The work of Israeli-born architect and designer Neri Oxman is so thoroughly creative that science foundations and world-renowned art and design collections alike embrace it for its imaginative and innovative qualities.
Inspired by nature, Neri has developed a new approach to design: material ecology. It aims to establish “a holistic view of design that considers computation, fabrication, and the material itself as inseparable and harmonized dimensions of design.”
Material ecology stands in contrast to assembly lines, “which have dictated a world made of parts framing the imagination of designers and builders.” Neri says. For over a century, “the assumption that parts are made from single materials and fulfill predetermined specific functions is deeply rooted in design and usually goes unquestioned; it is also enforced by the way that industrial supply chains work.” Neri is challenging this condition through her work, by leading the creation of novel tools, techniques, and technologies that lie at the intersection of design and bio-fabrication.
Her approach is elegantly demonstrated in the Silk Pavilion, an installation created by Neri and her research group, Mediated Matter, based at the MIT Media Lab. The structure was fabricated by deploying a swarm of 6,500 silkworms over a robotically fabricated scaffold to collectively spin an architectural enclosure. The varying densities of silk surrounding the structure were determined by the geometry of the framework and controlled through environmental factors such as heat and light. This silk dome represents an architectural experiment based on Neri’s design principles where technology recapitulates nature, in symbiosis.

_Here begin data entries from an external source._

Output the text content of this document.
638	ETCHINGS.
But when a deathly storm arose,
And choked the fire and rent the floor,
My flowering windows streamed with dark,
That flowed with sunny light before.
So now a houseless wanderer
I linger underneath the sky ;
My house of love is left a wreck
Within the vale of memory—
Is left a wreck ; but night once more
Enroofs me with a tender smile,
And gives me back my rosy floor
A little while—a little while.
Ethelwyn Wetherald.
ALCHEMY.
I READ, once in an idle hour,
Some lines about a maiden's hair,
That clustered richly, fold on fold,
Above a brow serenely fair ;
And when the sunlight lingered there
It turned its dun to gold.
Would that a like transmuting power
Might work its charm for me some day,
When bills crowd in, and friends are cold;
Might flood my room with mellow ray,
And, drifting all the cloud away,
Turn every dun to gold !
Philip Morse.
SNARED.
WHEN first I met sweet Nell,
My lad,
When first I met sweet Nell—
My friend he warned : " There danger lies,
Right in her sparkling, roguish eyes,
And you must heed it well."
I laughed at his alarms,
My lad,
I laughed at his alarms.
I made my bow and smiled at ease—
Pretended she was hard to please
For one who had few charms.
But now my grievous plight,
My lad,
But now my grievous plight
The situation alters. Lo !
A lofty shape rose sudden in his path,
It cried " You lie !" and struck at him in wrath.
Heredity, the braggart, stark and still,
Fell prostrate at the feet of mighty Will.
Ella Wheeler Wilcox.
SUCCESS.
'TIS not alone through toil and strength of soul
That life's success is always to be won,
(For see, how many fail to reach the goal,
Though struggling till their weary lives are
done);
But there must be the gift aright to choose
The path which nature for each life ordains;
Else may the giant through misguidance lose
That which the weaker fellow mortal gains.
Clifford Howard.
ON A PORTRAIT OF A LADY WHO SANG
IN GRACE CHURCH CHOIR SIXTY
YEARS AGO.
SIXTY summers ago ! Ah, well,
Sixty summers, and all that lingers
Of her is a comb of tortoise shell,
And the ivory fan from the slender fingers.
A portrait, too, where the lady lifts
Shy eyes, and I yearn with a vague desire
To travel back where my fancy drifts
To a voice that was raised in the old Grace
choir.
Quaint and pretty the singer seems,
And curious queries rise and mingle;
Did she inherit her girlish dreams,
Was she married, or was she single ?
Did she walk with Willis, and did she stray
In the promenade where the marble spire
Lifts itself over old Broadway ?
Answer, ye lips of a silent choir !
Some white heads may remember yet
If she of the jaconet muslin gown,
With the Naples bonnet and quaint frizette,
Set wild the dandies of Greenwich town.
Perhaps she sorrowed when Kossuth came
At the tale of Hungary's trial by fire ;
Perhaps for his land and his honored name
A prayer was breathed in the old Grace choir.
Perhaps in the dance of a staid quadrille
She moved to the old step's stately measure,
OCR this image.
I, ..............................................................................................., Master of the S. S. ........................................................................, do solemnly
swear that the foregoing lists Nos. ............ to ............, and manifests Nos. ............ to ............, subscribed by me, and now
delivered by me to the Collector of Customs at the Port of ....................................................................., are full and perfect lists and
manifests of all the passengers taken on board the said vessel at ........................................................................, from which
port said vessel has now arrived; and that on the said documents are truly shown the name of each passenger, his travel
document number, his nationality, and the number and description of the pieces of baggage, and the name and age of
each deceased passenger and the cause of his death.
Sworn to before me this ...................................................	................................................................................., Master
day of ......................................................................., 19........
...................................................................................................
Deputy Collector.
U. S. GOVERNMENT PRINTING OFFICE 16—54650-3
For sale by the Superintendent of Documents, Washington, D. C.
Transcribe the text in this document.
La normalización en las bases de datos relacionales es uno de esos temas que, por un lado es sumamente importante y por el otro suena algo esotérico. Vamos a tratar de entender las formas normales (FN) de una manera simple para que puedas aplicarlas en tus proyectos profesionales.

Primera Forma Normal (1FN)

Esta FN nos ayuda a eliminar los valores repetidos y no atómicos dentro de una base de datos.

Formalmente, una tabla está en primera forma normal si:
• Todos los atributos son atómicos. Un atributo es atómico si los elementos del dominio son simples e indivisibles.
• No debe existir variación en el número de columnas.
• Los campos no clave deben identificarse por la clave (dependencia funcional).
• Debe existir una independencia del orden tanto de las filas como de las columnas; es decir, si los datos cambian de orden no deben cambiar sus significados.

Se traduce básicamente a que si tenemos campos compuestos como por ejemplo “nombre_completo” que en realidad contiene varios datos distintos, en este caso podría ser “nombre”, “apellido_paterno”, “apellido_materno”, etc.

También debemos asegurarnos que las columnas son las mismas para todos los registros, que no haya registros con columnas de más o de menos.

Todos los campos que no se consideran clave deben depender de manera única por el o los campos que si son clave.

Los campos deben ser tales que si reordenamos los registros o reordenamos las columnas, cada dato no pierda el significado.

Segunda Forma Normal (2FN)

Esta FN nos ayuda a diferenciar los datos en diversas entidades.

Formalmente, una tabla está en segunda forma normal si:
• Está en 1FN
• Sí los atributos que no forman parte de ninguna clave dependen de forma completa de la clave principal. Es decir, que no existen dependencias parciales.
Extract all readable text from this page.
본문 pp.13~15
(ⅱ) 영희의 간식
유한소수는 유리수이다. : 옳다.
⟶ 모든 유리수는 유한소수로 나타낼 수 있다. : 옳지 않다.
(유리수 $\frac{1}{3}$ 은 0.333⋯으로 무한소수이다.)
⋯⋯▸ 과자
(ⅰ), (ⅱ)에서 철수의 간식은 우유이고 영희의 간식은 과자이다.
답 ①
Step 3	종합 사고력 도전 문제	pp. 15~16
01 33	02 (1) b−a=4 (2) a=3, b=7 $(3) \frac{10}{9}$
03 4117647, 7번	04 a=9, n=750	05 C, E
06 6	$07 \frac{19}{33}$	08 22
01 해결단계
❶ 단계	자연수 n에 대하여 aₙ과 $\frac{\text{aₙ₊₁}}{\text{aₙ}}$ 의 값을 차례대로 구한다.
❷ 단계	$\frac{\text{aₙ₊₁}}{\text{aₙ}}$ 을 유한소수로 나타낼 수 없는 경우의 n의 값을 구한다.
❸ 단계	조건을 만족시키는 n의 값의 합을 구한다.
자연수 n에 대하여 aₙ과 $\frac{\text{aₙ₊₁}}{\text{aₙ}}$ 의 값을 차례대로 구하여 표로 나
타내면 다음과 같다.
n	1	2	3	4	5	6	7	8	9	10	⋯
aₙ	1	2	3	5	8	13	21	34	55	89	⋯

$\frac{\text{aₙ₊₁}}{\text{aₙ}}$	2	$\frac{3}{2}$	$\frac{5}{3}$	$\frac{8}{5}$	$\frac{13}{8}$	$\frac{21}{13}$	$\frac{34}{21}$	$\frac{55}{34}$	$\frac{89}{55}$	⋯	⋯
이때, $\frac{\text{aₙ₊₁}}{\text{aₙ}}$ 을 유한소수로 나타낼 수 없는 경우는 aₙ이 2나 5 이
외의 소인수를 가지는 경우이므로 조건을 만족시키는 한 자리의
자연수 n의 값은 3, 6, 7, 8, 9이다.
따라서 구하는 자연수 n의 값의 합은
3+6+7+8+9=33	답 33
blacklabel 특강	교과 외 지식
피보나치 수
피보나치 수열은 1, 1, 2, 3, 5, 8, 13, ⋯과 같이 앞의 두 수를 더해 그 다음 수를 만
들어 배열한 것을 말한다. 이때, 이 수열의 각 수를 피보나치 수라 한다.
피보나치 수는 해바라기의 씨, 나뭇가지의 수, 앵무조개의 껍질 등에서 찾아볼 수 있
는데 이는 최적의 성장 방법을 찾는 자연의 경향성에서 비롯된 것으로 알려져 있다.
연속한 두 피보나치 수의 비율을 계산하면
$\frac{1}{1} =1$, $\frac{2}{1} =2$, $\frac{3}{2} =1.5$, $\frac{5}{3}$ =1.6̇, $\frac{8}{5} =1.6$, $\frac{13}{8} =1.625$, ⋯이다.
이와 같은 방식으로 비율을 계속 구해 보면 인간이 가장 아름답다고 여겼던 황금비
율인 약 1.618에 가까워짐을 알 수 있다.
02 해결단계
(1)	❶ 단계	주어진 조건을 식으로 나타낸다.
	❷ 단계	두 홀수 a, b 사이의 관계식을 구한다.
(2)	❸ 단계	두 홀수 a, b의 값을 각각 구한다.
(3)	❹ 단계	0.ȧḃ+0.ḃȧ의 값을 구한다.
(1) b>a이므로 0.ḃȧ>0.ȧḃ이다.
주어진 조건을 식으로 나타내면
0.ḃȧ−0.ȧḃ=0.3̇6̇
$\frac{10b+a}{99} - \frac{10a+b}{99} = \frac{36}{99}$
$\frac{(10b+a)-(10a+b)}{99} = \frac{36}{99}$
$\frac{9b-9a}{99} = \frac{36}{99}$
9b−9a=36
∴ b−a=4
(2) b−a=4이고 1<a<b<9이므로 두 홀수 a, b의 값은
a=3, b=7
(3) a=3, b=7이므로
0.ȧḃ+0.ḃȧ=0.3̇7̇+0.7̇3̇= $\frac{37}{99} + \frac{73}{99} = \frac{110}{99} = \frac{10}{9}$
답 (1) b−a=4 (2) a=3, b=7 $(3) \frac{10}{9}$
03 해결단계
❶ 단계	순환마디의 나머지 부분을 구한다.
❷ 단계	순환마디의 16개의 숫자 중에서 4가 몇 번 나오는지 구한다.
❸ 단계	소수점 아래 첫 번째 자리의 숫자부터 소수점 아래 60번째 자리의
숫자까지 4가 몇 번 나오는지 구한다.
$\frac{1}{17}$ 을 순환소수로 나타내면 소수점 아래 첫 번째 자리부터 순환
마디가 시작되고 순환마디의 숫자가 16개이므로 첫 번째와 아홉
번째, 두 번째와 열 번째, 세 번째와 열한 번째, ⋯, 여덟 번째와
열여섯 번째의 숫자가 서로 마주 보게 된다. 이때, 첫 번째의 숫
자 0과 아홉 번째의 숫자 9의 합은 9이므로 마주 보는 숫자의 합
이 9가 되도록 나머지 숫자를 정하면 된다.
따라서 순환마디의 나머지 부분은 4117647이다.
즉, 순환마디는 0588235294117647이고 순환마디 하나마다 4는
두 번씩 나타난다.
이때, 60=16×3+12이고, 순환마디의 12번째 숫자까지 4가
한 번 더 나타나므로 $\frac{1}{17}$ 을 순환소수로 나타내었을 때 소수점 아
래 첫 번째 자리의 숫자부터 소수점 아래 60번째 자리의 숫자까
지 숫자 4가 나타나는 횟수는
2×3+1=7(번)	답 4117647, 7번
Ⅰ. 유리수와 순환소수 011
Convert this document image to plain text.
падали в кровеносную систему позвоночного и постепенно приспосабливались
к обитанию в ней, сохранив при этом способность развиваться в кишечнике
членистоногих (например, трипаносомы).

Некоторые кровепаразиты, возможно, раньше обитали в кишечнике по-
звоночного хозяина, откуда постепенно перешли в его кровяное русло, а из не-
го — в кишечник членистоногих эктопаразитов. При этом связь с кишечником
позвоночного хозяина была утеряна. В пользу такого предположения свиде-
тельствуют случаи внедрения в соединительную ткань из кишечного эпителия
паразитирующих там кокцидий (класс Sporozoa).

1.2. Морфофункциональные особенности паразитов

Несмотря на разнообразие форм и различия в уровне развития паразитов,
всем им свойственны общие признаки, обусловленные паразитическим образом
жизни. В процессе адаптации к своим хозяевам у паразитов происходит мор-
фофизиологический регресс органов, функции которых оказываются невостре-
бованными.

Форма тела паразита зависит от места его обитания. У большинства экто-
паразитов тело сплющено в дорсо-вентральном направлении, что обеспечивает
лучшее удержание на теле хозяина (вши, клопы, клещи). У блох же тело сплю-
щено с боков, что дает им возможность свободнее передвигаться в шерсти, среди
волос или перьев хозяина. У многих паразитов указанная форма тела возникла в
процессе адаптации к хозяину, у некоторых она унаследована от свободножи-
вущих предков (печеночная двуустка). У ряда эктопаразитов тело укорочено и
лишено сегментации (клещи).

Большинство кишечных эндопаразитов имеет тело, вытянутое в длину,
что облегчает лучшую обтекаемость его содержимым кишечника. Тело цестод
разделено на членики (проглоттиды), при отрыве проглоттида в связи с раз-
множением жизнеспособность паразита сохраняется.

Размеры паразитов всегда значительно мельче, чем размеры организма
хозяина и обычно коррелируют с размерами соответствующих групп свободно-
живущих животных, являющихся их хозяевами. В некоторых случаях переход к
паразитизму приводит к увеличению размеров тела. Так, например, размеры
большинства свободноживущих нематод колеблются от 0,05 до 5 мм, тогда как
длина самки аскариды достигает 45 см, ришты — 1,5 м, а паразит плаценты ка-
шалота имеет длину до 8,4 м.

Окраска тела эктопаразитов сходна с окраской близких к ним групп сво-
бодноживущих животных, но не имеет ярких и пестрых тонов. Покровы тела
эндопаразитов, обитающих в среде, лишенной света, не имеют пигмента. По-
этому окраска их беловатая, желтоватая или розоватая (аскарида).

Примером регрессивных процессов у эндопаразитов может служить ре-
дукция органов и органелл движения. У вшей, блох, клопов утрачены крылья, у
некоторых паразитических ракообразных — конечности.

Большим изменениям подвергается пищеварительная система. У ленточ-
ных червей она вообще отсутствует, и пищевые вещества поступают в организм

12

View through pavilion apertures as the silkworms skin the structure.
Perspective view of the completed Silk Pavilion and the basic research exhibit focusing on fiber density distribution studies (far right).
Neri’s design philosophy is an extension of her personal history: Born and raised in Haifa, Israel, she spent her days in her grandmother’s garden and her nights at her parents’ architectural studio. She grew up “between nature and culture,” pressing leaves and making balsa airplanes. While for Neri “home is not a place, it’s a state of mind,” she found a “home for thinking” at the MIT Media Lab, where she is today the Sony Corporation Career Development and Assistant Professor of Media Arts and Sciences.
Neri immigrated to the United States in 2005 to study under her mentor and world-renowned design theoretician, the late Prof. William J. Mitchell, and she has remained at MIT ever since. In 2011, she married the Argentine composer Osvaldo Golijov, winner of the 2008 Vilcek Prize for Music.
Neri and her research team at the MIT Media Lab are currently at work on a novel approach to decentralized additive manufacturing for which she has coined the term “swarm printing” as well as a new “coral pavilion” inspired by and designed for life-forms in the ocean.